Nice fish- a testament to your jig making skills!


----------



## TheFlounderPounder (Jan 9, 2012)

I would have let him go!!! He tail wrapped me.. He tail wrapped me... LOL nice fish man!


----------



## Lexcore (May 5, 2012)

:thumbup: Nice fish :thumbup: Welcome to the forum. :thumbsup:


----------



## Mac1528 (Mar 24, 2012)

Swweeeetttt!! Isn't it twice the fun to catch'em on a self made jig? Love it, and welcome aboard.


----------



## Fishermon (Oct 19, 2007)

awesome..

Navarre pier saw about 40+ heading west yesterday...6 were landed i was told.


----------



## chris_walters2014 (Mar 26, 2014)

hell yea it is being my 1st jig too that bad boy is goin on the shelf

and thanks guys 

damn tail wrap but cobs head was out of the water lol


----------



## TheFlounderPounder (Jan 9, 2012)

damn tail wrap but cobs head was out of the water lol[/QUOTE]
LOL... He said he has caught hundreds of cobia from a pier!


----------



## Lyin Too (Aug 31, 2009)

Nice job


----------



## wirenut (Sep 30, 2007)

:thumbup:Lets eat


----------



## Chapman5011 (Mar 7, 2013)

chris_walters2014 said:


> hell yea it is being my 1st jig too that bad boy is goin on the shelf
> 
> and thanks guys
> 
> damn tail wrap but cobs head was out of the water lol


I got into some nice mahi 2 summers ago with my first hand made trolling baits. It means so much more when you make something that catches a fish. I know how you feel about your homemade bait cobia. 
It feels real good.


----------



## FlatzWdr (Nov 25, 2009)

Nice Cobia! Mr. Walters, how did that 7'6" Flats Blue hold up. How was the action on it? Thinking about buying one. Wish I was throwing my own jigs. Might have to start a new hobby. Great catch! Catching is good but eating is even better.
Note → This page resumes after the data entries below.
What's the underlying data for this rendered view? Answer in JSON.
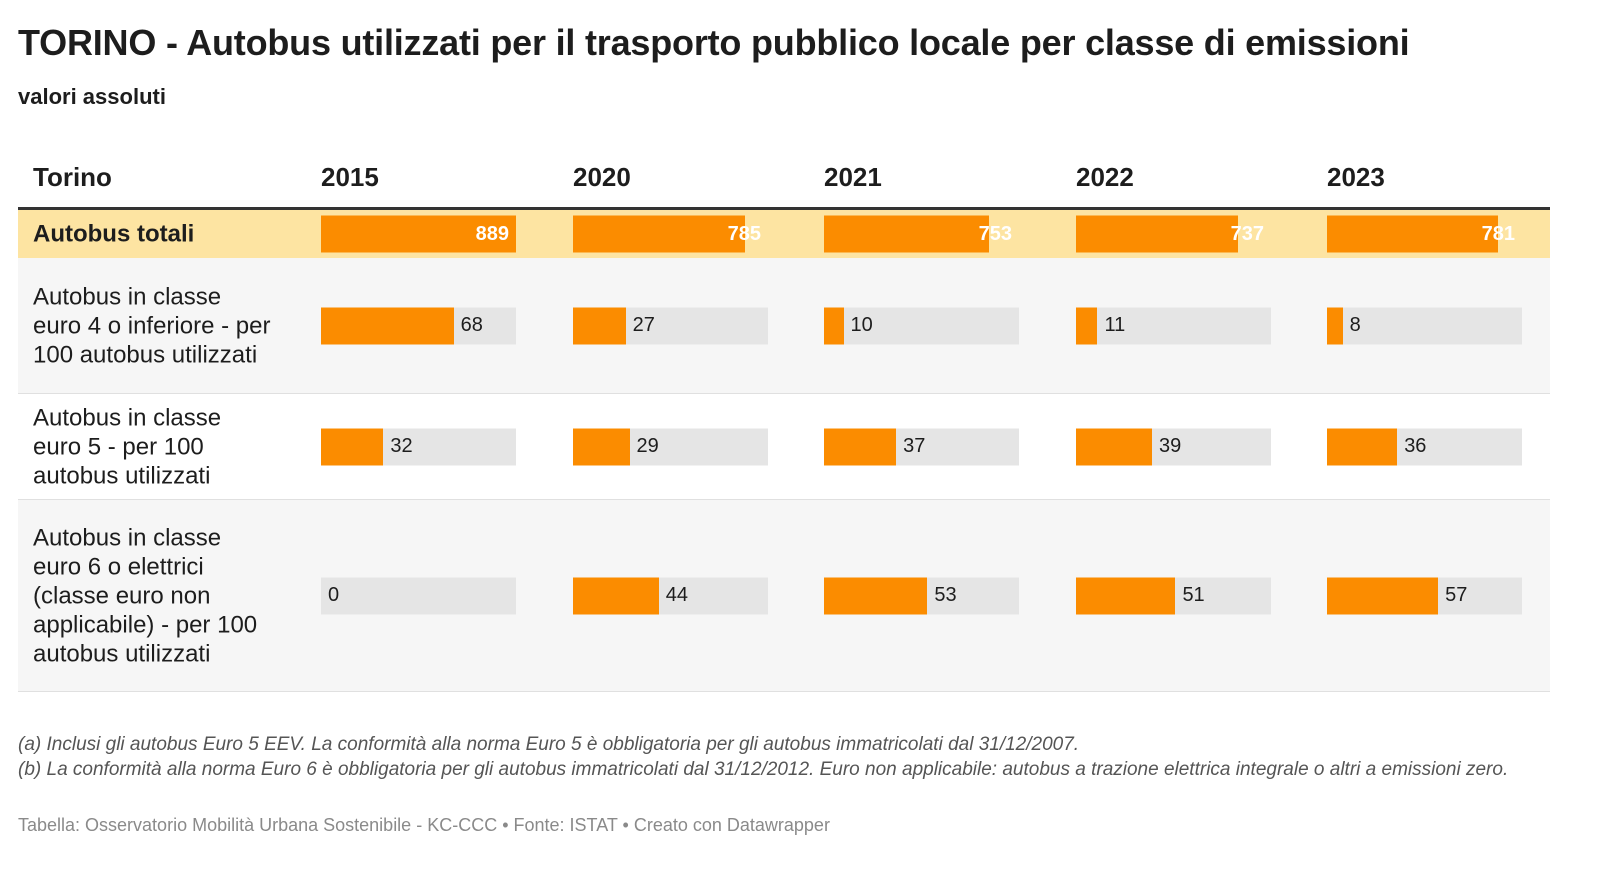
{
  "title": "TORINO - Autobus utilizzati per il trasporto pubblico locale per classe di emissioni",
  "subtitle": "valori assoluti",
  "colors": {
    "bar": "#fb8c00",
    "highlight_row": "#fde4a2",
    "bar_track": "#e5e5e5"
  },
  "chart_data": {
    "type": "table",
    "title": "TORINO - Autobus utilizzati per il trasporto pubblico locale per classe di emissioni",
    "subtitle": "valori assoluti",
    "row_header": "Torino",
    "columns": [
      "2015",
      "2020",
      "2021",
      "2022",
      "2023"
    ],
    "rows": [
      {
        "label": "Autobus totali",
        "highlight": true,
        "max": 889,
        "values": [
          889,
          785,
          753,
          737,
          781
        ]
      },
      {
        "label": "Autobus in classe euro 4 o inferiore - per 100 autobus utilizzati",
        "highlight": false,
        "max": 100,
        "values": [
          68,
          27,
          10,
          11,
          8
        ]
      },
      {
        "label": "Autobus in classe euro 5 - per 100 autobus utilizzati",
        "highlight": false,
        "max": 100,
        "values": [
          32,
          29,
          37,
          39,
          36
        ]
      },
      {
        "label": "Autobus in classe euro 6 o elettrici (classe euro non applicabile) - per 100 autobus utilizzati",
        "highlight": false,
        "max": 100,
        "values": [
          0,
          44,
          53,
          51,
          57
        ]
      }
    ]
  },
  "notes": [
    "(a) Inclusi gli autobus Euro 5 EEV. La conformità alla norma Euro 5 è obbligatoria per gli autobus immatricolati dal 31/12/2007.",
    "(b) La conformità alla norma Euro 6 è obbligatoria per gli autobus immatricolati dal 31/12/2012. Euro non applicabile: autobus a trazione elettrica integrale o altri a emissioni zero."
  ],
  "credits": "Tabella: Osservatorio Mobilità Urbana Sostenibile - KC-CCC • Fonte: ISTAT • Creato con Datawrapper"
}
Tight lines.


----------



## flipper1 (Dec 2, 2013)

what kind of rod are you using?


----------



## WhyMe (Apr 21, 2013)

way to go.
WhyMe 
Mako My Dayo


----------



## chris_walters2014 (Mar 26, 2014)

the rod held up damn good actually first day and fish using it thinkn about getting a smaller one for my smaller penns I was impressed


----------



## FlatzWdr (Nov 25, 2009)

Thanks for the info Mr. Walters. I'll be purchasing a 7'6" Flats Blue this weekend. I have 3 Flats Blue rods ranging from 7' to 10'. They are nice rods. I haven't lost a fish on them yet.


----------



## Fielro (Jun 4, 2012)

Nice cobe and welcome to the forum


----------